Download or read book The Maize Genome written by Jeffrey Bennetzen and published by Springer. This book was released on 2018-11-24 with total page 390 pages. Available in PDF, EPUB and Kindle. Book excerpt: This book discusses advances in our understanding of the structure and function of the maize genome since publication of the original B73 reference genome in 2009, and the progress in translating this knowledge into basic biology and trait improvement. Maize is an extremely important crop, providing a large proportion of the world’s human caloric intake and animal feed, and serving as a model species for basic and applied research. The exceptionally high level of genetic diversity within maize presents opportunities and challenges in all aspects of maize genetics, from sequencing and genotyping to linking genotypes to phenotypes. Topics covered in this timely book range from (i) genome sequencing and genotyping techniques, (ii) genome features such as centromeres and epigenetic regulation, (iii) tools and resources available for trait genomics, to (iv) applications of allele mining and genomics-assisted breeding. This book is a valuable resource for researchers and students interested in maize genetics and genomics.

Download or read book Handbook of Maize Its Biology written by Jeff L. Bennetzen and published by Springer Science & Business Media. This book was released on 2008-12-25 with total page 593 pages. Available in PDF, EPUB and Kindle. Book excerpt: Handbook of Maize: Its Biology centers on the past, present and future of maize as a model for plant science research and crop improvement. The book includes brief, focused chapters from the foremost maize experts and features a succinct collection of informative images representing the maize germplasm collection.

Download or read book Specialty Corns written by Arnel R. Hallauer and published by CRC Press. This book was released on 2000-08-23 with total page 492 pages. Available in PDF, EPUB and Kindle. Book excerpt: Completely revised and updated, the Second Edition of Specialty Corns includes everything in the first edition and more. Considered the standard in this field, significant changes have been made to keep all the information current and bring the references up-to-date. Two new chapters have been added to keep up with the latest trends: Blue Corn and

Download or read book Manual on MUTATION BREEDING THIRD EDITION written by Food and Agriculture Organization of the United Nations and published by Food & Agriculture Org.. This book was released on 2018-10-09 with total page 319 pages. Available in PDF, EPUB and Kindle. Book excerpt: This paper provides guidelines for new high-throughput screening methods – both phenotypic and genotypic – to enable the detection of rare mutant traits, and reviews techniques for increasing the efficiency of crop mutation breeding.
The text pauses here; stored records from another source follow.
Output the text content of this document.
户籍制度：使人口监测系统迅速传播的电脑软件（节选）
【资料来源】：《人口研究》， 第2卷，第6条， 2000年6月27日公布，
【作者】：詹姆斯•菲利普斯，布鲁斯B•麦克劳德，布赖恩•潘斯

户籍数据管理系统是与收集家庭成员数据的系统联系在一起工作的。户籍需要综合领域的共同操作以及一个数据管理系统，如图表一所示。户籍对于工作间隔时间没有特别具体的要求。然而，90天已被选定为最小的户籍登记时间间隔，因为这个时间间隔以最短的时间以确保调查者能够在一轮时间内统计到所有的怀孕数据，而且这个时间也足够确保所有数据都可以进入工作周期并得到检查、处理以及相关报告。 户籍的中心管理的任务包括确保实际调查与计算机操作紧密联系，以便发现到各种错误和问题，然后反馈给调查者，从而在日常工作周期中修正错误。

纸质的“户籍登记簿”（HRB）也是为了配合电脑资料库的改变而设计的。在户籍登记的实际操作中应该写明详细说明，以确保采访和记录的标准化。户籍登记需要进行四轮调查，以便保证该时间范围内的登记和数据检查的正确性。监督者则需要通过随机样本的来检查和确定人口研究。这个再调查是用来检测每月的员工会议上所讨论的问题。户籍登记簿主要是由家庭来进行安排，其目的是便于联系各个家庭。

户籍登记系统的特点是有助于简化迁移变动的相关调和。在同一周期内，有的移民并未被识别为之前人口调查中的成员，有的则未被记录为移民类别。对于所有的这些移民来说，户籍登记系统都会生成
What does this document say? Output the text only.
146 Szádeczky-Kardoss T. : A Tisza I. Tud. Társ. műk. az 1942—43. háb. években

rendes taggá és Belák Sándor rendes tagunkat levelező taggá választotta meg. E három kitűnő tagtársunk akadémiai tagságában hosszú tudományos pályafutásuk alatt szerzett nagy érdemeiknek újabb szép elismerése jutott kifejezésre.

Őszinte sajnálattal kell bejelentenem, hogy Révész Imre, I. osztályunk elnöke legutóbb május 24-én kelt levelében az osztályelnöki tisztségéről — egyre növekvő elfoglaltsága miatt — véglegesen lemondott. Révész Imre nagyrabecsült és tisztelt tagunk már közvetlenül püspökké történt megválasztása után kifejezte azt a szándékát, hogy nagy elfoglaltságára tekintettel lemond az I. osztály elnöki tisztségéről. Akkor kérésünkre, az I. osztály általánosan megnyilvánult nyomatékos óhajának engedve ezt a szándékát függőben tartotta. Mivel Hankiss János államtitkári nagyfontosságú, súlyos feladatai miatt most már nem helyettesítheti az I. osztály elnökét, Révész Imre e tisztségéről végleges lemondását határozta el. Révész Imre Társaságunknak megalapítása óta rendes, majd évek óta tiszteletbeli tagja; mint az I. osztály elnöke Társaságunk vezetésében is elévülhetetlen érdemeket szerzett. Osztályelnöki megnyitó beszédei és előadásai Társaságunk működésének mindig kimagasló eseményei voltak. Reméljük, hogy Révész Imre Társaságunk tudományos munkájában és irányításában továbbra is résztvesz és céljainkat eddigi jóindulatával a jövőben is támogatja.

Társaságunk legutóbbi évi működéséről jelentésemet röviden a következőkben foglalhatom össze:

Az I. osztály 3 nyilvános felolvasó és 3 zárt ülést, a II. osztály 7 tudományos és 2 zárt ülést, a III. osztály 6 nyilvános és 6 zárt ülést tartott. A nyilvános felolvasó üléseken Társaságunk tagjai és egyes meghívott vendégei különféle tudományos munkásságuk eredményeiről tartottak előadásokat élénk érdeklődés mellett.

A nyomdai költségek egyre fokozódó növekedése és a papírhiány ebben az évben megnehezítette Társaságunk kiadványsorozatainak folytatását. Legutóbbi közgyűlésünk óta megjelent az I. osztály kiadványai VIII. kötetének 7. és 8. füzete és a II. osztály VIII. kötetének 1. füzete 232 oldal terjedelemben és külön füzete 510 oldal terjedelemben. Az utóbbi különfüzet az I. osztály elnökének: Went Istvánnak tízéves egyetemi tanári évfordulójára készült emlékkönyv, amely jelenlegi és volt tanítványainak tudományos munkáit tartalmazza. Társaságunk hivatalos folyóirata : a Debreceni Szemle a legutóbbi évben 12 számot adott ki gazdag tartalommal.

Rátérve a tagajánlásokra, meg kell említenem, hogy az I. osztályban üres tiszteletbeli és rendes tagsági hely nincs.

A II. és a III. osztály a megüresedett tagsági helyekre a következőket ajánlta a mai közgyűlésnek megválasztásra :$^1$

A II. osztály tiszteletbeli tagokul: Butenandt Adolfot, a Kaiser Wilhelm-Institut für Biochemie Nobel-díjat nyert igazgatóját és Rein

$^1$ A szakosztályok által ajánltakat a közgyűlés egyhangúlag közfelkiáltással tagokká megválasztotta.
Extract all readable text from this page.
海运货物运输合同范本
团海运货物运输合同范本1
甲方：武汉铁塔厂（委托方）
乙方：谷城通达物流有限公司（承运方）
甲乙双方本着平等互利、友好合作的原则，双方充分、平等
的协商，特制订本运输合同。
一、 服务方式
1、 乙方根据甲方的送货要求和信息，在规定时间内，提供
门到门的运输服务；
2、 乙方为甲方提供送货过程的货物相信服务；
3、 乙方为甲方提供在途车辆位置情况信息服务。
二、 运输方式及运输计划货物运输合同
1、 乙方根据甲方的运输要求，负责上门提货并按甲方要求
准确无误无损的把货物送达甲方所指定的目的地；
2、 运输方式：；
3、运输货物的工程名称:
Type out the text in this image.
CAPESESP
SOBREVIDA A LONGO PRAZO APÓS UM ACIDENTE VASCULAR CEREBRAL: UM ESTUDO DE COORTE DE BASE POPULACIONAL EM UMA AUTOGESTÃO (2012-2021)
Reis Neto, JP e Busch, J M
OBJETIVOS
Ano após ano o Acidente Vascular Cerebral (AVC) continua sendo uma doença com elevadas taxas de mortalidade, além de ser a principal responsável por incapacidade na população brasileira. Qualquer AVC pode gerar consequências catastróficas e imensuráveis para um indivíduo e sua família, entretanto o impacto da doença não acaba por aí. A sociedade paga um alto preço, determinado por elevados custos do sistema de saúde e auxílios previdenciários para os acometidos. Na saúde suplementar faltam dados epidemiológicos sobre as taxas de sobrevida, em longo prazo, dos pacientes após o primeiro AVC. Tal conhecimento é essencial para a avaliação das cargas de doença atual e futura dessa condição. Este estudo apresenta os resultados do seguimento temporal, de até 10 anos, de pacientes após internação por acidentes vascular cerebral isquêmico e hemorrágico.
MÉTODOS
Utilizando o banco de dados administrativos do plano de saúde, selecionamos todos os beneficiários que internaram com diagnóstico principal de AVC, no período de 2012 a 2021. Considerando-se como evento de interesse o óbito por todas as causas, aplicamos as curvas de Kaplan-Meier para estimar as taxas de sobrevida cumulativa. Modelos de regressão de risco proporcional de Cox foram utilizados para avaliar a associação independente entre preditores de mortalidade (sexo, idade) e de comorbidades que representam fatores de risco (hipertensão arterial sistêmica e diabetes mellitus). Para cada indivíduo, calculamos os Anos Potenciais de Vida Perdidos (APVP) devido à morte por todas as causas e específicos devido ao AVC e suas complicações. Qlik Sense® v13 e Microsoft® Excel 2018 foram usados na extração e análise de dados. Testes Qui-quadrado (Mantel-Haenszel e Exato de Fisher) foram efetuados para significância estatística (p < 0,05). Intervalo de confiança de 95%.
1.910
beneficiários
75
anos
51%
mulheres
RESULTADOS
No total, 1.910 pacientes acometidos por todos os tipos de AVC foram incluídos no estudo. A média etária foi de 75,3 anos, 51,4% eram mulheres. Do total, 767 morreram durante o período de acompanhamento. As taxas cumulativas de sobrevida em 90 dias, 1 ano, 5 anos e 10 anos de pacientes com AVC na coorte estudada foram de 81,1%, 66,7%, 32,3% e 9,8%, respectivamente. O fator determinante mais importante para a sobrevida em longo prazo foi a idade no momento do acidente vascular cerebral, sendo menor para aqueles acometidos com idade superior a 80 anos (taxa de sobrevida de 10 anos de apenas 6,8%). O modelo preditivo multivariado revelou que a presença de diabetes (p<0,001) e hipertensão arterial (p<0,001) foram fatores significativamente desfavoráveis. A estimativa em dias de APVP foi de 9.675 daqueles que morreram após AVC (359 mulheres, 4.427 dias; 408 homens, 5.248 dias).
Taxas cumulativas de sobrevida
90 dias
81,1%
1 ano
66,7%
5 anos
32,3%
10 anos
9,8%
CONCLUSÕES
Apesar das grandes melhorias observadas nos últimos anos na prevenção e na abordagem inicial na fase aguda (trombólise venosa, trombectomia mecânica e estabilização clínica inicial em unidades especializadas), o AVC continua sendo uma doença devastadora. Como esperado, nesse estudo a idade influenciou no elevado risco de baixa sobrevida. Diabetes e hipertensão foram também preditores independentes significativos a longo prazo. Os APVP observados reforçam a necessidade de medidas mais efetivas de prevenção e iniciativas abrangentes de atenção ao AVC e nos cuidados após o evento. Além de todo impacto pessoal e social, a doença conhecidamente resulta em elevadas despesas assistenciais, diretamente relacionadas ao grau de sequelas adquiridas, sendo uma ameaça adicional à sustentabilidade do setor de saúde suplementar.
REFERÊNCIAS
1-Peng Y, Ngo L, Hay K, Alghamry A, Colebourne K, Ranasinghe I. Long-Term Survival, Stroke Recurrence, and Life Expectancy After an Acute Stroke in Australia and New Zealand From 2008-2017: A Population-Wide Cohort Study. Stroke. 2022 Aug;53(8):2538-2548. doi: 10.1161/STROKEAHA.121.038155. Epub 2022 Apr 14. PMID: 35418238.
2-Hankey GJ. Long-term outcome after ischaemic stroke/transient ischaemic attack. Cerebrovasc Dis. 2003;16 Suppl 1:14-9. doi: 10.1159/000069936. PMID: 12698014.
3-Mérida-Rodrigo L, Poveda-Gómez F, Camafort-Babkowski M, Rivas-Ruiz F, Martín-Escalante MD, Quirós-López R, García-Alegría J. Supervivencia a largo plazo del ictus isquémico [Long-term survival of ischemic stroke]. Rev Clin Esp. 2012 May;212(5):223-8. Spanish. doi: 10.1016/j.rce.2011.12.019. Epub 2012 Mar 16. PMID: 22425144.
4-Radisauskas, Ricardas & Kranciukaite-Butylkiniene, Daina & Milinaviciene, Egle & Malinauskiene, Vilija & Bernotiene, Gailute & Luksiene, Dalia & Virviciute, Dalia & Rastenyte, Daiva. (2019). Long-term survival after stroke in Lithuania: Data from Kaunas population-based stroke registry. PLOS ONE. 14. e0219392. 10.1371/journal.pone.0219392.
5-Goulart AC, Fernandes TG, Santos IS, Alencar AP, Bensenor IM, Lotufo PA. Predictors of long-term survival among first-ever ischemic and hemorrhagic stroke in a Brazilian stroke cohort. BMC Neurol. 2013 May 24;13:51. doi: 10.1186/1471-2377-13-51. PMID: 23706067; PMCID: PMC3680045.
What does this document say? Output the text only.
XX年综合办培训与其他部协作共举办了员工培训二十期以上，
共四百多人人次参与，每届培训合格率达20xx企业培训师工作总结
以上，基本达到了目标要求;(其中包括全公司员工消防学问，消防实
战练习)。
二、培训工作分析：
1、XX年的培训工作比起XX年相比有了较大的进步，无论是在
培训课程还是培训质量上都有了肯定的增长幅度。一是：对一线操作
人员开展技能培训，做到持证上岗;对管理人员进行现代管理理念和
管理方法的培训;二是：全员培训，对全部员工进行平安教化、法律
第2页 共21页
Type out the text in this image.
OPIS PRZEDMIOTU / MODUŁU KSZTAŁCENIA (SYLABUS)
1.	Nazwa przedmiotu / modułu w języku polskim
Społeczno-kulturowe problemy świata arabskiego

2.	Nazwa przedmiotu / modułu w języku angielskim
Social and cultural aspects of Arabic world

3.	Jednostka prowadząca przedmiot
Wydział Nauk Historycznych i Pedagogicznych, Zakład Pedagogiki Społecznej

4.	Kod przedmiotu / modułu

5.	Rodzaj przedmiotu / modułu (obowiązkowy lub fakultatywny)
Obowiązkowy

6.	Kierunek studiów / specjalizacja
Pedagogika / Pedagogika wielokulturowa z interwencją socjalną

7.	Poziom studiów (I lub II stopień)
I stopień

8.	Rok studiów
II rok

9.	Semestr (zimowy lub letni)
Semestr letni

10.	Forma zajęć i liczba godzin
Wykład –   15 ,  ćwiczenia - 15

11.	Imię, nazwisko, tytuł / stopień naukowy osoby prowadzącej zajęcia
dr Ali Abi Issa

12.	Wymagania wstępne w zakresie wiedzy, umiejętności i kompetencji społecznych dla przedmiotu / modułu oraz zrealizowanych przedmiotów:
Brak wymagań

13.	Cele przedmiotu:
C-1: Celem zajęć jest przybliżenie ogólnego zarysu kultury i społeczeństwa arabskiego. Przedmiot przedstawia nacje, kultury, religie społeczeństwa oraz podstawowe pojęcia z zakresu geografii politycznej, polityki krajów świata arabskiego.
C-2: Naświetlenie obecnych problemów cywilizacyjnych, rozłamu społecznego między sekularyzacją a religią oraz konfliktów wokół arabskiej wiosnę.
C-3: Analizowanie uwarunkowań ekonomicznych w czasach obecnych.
Download or read book Handbook of Maize written by Jeff L. Bennetzen and published by Springer Science & Business Media. This book was released on 2009-01-16 with total page 785 pages. Available in PDF, EPUB and Kindle. Book excerpt: Maize is one of the world’s highest value crops, with a multibillion dollar annual contribution to agriculture. The great adaptability and high yields available for maize as a food, feed and forage crop have led to its current production on over 140 million hectares worldwide, with acreage continuing to grow at the expense of other crops. In terms of tons of cereal grain produced worldwide, maize has been number one for many years. Moreover, maize is expanding its contribution to non-food uses, including as a major source of ethanol as a fuel additive or fuel alternative in the US. In addition, maize has been at the center of the transgenic plant controversy, serving as the first food crop with released transgenic varieties. By 2008, maize will have its genome sequence released, providing the sequence of the first average-size plant genome (the four plant genomes that are now sequenced come from unusually tiny genomes) and of the most complex genome sequenced from any organism. Among plant science researchers, maize has the second largest and most productive research community, trailing only the Arabidopsis community in scale and significance. At the applied research and commercial improvement levels, maize has no peers in agriculture, and consists of thousands of contributors worthwhile. A comprehensive book on the biology of maize has not been published. The "Handbook of Maize: the Genetics and Genomics" center on the past, present and future of maize as a model for plant science research and crop improvement. The books include brief, focused chapters from the foremost maize experts and feature a succinct collection of informative images representing the maize germplasm collection.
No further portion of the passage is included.